3397. — DE MADAME LA MARGRAVE DE BAIREUTH.
Le 19 août.

On ne connaît ses amis que dans le malheur. La lettre que vous m’avez écrite fait bien honneur à votre façon de penser. Je ne saurais vous témoigner combien je suis sensible à votre procédé. Le roi l’est autant que moi. Vous trouverez ci-joint un billet[1] qu’il m’a ordonné de vous remettre. Ce grand homme est toujours le même. Il soutient ses infortunes avec un courage et une fermeté dignes de lui. Il n’a pu transcrire la lettre qu’il vous écrivait. Elle commençait par des vers. Au lieu d’y jeter du sable, il a pris l’encrier, ce qui est cause qu’elle est coupée. Je suis dans un état affreux, et ne survivrai pas à la destruction de ma maison et de ma famille. C’est l’unique consolation qui me reste. Vous aurez de beaux sujets de tragédies à travailler. Ô temps ! ô mœurs ! Vous ferez peut-être verser des larmes par une représentation illusoire, tandis qu’on contemple d’un œil sec les malheurs de toute une maison contre laquelle, dans le fond, on n’a aucune plainte réelle.

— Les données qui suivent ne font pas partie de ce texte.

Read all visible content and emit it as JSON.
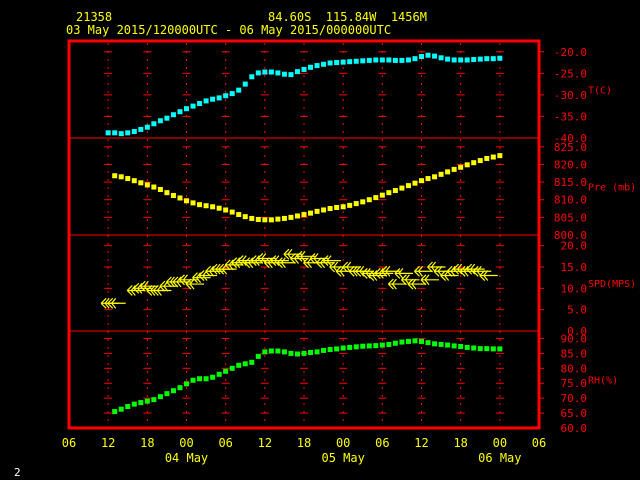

Je ne puis vous en dire davantage ; mon âme est si troublée que je ne sais ce que je fais. Mais, quoi qu’il puisse arriver, soyez persuadé que je suis plus que jamais votre amie.


Wilhelmine.

  1. C’est probablement ce billet dont Voltaire cite une phrase dans le troisième alinéa de la lettre 3413.